Cold and dark

Dear Family and Friends,

Winter crept in under the door this week, just when we thought it had forgotten us. In 24 hours the day time temperature plummeted from the mid twenties to a bitter seven degrees Celsius and Zimbabwe shivered. As the mist and wind swept in and swallowed my neighbourhood, the electricity went off and plunged us into the cold and dark.

In my home town the electricity supplier, ZESA, said it was load shedding when we phoned, even when we told them it was a fault. The problem was a main overhead power cable which had woken the whole neighbourhood when it broke at around five in the morning. Crackling, banging, flaring and sparking, the cable had snapped in two places and then fell along and across a small suburban road.

It took a telephone cable down with it and finally came to a rest on a neighbour’s steel gate. What a mess it was and extremely dangerous. After repeated calls to ZESA telling them there was a live cable lying on a man’s gate and along a few hundred metres of suburban road, they finally arrived three hours later, at 8.30 in the morning.

By lunch time the cable was still lying across the tar road and ZESA had left a team of tree cutters to remove branches that were touching the overhead cables. The usual absurd and extremely frustrating conversation between residents and ZESA workers wasn’t long in coming.

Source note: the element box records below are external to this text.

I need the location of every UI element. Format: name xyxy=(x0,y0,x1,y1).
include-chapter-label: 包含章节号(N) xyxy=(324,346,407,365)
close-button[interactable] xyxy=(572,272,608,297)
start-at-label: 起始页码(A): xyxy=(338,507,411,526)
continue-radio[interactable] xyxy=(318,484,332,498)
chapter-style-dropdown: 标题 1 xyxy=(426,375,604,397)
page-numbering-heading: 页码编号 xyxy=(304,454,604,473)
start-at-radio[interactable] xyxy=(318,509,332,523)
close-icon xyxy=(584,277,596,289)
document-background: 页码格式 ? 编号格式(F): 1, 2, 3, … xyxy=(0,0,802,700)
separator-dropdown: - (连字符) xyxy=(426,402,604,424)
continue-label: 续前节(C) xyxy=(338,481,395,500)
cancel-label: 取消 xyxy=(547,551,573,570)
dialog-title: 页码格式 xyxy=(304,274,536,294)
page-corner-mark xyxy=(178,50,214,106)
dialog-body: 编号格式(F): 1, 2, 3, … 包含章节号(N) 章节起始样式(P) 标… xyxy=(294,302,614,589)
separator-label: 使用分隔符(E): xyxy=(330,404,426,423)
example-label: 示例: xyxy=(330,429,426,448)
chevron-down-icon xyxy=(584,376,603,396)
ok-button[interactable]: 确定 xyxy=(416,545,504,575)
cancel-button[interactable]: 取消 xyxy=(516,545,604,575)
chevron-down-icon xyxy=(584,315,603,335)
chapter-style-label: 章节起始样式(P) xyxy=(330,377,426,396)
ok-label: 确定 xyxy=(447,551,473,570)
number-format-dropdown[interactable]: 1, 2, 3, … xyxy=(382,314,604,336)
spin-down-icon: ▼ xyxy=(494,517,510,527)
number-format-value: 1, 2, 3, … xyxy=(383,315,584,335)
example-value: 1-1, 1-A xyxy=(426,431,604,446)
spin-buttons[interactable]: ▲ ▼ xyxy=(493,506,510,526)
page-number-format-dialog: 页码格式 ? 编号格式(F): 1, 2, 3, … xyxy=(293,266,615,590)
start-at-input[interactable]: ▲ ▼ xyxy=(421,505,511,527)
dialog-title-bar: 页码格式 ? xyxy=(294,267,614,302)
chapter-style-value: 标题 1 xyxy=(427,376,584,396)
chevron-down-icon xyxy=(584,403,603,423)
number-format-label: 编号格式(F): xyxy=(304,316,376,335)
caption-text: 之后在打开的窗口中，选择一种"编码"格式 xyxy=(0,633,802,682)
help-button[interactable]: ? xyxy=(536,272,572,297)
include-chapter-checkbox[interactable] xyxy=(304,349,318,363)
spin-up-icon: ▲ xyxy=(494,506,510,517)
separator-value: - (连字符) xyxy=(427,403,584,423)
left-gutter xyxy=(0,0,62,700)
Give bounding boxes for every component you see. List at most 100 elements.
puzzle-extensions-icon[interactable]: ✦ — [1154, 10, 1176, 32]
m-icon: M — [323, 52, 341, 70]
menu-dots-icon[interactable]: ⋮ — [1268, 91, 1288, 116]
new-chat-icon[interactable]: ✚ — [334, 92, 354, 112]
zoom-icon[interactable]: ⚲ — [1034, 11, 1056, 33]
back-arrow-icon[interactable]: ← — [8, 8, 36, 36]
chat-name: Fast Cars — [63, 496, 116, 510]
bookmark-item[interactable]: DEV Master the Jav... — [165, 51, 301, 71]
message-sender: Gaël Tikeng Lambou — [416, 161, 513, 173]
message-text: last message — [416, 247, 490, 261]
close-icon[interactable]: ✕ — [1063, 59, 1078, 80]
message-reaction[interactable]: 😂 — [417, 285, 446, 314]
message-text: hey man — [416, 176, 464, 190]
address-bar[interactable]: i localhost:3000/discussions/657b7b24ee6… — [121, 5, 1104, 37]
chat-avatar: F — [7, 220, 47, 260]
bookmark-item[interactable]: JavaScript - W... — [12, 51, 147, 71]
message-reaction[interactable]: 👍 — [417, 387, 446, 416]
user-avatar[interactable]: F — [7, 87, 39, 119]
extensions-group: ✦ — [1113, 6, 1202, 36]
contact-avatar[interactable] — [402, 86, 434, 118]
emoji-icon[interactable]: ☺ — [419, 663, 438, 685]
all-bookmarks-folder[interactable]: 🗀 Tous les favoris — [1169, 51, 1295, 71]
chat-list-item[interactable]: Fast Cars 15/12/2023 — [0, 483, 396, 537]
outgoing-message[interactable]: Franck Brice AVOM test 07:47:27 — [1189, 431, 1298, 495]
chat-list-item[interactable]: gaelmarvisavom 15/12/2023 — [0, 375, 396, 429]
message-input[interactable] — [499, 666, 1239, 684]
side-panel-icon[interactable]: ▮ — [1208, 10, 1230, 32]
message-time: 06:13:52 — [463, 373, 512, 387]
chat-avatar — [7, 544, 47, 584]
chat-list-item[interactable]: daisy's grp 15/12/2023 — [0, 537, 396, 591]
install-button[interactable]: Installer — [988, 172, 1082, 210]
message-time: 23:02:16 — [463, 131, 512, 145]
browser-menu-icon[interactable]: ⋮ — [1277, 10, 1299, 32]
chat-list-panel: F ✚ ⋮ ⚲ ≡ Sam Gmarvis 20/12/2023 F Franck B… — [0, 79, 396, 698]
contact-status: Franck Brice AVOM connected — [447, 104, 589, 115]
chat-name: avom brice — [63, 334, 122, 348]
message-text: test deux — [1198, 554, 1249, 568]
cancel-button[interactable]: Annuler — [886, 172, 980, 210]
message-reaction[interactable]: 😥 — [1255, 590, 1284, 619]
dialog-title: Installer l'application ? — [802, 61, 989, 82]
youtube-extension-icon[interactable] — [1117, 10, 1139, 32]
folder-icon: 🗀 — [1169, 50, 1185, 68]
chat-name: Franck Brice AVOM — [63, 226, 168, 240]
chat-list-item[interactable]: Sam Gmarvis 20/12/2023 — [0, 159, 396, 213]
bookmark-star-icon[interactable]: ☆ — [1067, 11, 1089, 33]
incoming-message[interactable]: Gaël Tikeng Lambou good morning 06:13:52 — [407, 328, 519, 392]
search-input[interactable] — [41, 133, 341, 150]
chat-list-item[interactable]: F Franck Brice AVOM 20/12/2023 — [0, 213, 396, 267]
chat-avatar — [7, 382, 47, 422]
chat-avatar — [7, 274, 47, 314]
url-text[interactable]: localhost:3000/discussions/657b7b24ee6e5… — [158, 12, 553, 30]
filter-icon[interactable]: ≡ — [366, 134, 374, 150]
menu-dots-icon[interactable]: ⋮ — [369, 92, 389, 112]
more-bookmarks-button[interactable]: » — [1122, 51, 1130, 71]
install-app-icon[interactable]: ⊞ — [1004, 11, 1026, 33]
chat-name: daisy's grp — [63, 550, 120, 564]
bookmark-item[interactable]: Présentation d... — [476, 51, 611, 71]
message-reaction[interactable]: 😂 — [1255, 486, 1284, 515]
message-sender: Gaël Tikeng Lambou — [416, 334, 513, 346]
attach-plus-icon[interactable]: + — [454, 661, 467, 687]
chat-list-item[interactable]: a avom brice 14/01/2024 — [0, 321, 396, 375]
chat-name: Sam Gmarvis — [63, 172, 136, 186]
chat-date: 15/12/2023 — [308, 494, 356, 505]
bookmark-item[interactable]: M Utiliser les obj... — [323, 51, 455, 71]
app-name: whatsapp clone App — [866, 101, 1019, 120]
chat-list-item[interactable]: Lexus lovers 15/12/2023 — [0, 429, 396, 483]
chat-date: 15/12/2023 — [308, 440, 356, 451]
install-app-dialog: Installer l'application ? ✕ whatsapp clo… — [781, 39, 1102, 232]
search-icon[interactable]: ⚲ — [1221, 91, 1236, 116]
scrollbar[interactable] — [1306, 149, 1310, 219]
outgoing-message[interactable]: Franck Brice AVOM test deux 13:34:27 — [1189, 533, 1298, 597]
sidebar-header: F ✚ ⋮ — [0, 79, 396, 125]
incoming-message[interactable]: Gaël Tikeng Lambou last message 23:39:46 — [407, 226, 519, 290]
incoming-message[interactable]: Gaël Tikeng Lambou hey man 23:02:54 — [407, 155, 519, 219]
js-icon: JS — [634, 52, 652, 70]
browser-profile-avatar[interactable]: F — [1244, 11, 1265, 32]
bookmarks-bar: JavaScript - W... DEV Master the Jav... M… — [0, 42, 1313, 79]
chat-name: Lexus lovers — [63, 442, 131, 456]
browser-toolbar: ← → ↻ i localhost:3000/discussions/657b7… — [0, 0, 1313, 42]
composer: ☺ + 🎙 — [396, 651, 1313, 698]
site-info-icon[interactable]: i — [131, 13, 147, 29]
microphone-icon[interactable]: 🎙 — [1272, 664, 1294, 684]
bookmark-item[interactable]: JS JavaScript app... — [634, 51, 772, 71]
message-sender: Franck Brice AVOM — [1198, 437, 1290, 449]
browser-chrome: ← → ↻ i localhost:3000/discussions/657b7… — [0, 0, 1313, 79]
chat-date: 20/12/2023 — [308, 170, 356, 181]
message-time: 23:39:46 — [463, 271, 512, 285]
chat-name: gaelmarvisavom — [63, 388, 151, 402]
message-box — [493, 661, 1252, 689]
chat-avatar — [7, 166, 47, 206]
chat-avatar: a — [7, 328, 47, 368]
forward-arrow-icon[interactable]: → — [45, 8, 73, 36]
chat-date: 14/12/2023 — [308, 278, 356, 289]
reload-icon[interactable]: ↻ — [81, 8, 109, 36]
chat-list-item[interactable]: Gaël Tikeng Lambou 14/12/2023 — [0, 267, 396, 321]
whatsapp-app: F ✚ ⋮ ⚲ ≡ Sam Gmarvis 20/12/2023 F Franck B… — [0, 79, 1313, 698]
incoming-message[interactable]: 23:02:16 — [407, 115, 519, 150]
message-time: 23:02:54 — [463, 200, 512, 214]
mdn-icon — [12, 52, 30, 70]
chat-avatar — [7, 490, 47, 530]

‘Why don’t you come any do any maintenance on these lines anymore,” we asked.

‘Aaah, we don’t have money,’ was the reply.

‘But if you came and trimmed the trees every year, like you used to, the cables wouldn’t get weakened and break and it wouldn’t lead to such expensive repairs.’

There was no reply. It’s been at least six years since ZESA have gone around my neighbourhood clearing vegetation and brush from around their poles and transformers or trimmed tree branches growing too close to the lines. Someone pointed to the shoulder high dry grass and scrubby bush growing right up to the ZESA switching box.

Last year a bush fire in exactly this spot had caused an explosion in the box, the melted green paint proof of the near tragedy that we had all rushed to avert, extinguishing flames with branches and sacks.

Just a few metres away the branches of a large eucalyptus tree blowing and swaying in between the overhead power cables were easily visible.

‘While you’ve got the workers and the ladders here, will you at least trim the eucalyptus branches,’ we asked.

‘Another time,’ came the reply. It’s exactly the same response they gave us when we made the same request about the same tree a year ago.

That response was about as comforting as the mid year statement made by the Chairman of the Zimbabwe Power Company a few days ago. Mr Maasdorp said : “The only way to compensate for a sub-economic tariff is to cut back on maintenance and ongoing refurbishment. This is clearly not sustainable and if the situation is not addressed urgently, the lights you have from time to time today will go out tomorrow!”

Not mentioned in the Chairman’s public mid year statement was the recent report in The Zimbabwean newspaper that farmers on seized farms owed ZESA $80 million in unpaid bills and wanted government to give them more financial support. While they’re at it, I’m sure a couple of million urban residents won’t mind government paying their electricity bills either!